The word canonical means something that conforms to an accepted standard. Canonicalization — or canonicalisation in British English — is the process whereby something is brought into conformity with the accepted standard. In the realm of computers, the term canonicalization is used to refer to meeting standards in several different areas. It is often taken to be the problem, when it is actually the solution to a variety of problems. Since it is such a long word, canonicalization is abbreviated using its first and last letters and the number of letters in between: c14n.
Canonicalization is used in IT (Information Technology) in several settings. It refers to email sender addresses, to filename construction, to string encoding in Unicode, to the use of XML (EXtensible Markup Language), and to URL (Uniform Resource Locator) construction. In every case, the problem is the capacity for multiple formats representing the same item, with canonicalization being the way to consistency and standardization.

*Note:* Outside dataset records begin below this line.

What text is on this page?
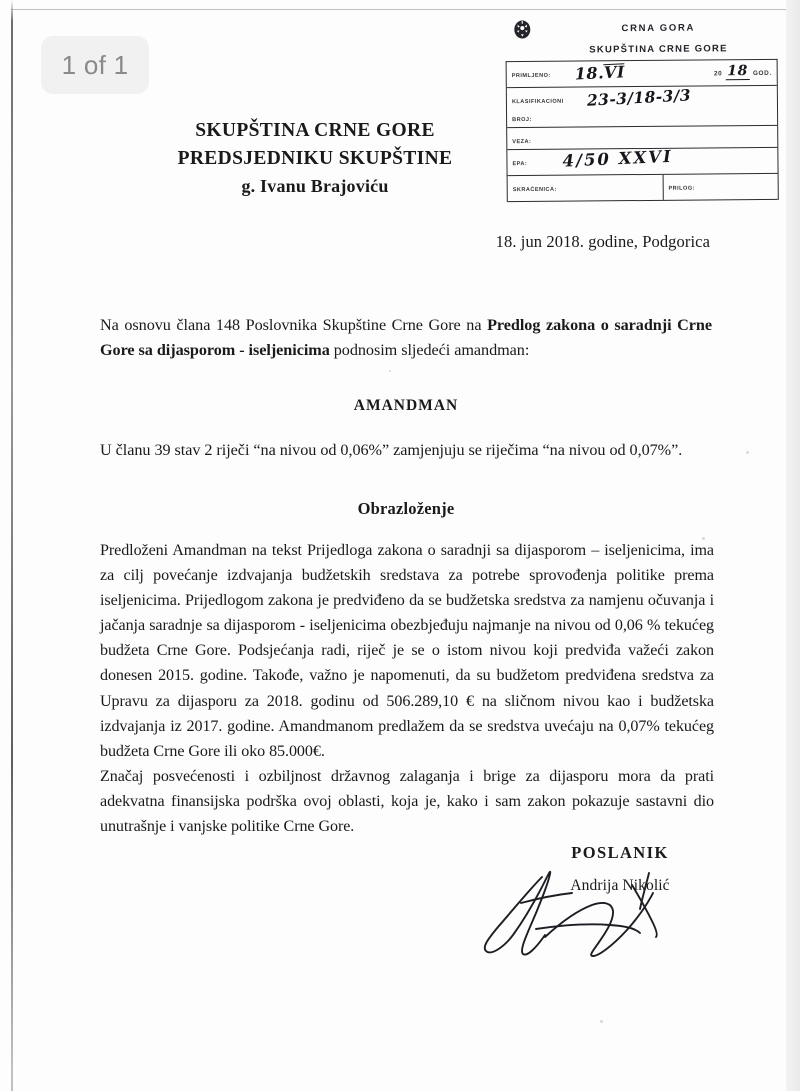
1 of 1
CRNA GORA
SKUPŠTINA CRNE GORE
PRIMLJENO: 18.VI	20 18 GOD.
KLASIFIKACIONI
BROJ:
23-3/18-3/3
VEZA:
EPA: 4/50 XXVI
SKRAĆENICA:	PRILOG:
SKUPŠTINA CRNE GORE
PREDSJEDNIKU SKUPŠTINE
g. Ivanu Brajoviću
18. jun 2018. godine, Podgorica
Na osnovu člana 148 Poslovnika Skupštine Crne Gore na Predlog zakona o saradnji Crne Gore sa dijasporom - iseljenicima podnosim sljedeći amandman:
AMANDMAN
U članu 39 stav 2 riječi “na nivou od 0,06%” zamjenjuju se riječima “na nivou od 0,07%”.
Obrazloženje

Predloženi Amandman na tekst Prijedloga zakona o saradnji sa dijasporom – iseljenicima, ima za cilj povećanje izdvajanja budžetskih sredstava za potrebe sprovođenja politike prema iseljenicima. Prijedlogom zakona je predviđeno da se budžetska sredstva za namjenu očuvanja i jačanja saradnje sa dijasporom - iseljenicima obezbjeđuju najmanje na nivou od 0,06 % tekućeg budžeta Crne Gore. Podsjećanja radi, riječ je se o istom nivou koji predviđa važeći zakon donesen 2015. godine. Takođe, važno je napomenuti, da su budžetom predviđena sredstva za Upravu za dijasporu za 2018. godinu od 506.289,10 € na sličnom nivou kao i budžetska izdvajanja iz 2017. godine. Amandmanom predlažem da se sredstva uvećaju na 0,07% tekućeg budžeta Crne Gore ili oko 85.000€.

Značaj posvećenosti i ozbiljnost državnog zalaganja i brige za dijasporu mora da prati adekvatna finansijska podrška ovoj oblasti, koja je, kako i sam zakon pokazuje sastavni dio unutrašnje i vanjske politike Crne Gore.

POSLANIK
Andrija Nikolić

Take XML as an example. XML allows for syntactic changes. This means that two documents that are not identical could have the same canonical form, and thus be functionally equivalent. The Canonical XML specification was designed to address this by establishing a method by which the identity of separate documents can be established. The method for generating the canonical form for any given XML document is called the XML canonicalization method.
For URL canonicalization, the idea is to refer to a specific webpage consistently by one URL. The simplest example is two versions of a homepage, one of which has the three w’s and the other doesn’t:
http://www.wisegeek.com
versus
http://wisegeek.com
This is a problem for SEO (Search Engine Optimization) because it divides the reports for traffic, all of which is actually going to the same place. The result is that the site with multiple URLs for the same pages seems to be performing more poorly than it actually is.
There are other issues besides the w’s. These include trailing slashes and differences between URL versions with upper and lower case letters. Matt Cutts of Google® recommends addressing this by using a permanent (301) redirect of all alternative URLs to the URL you want, allowing search engines to judge which is the canonical URL.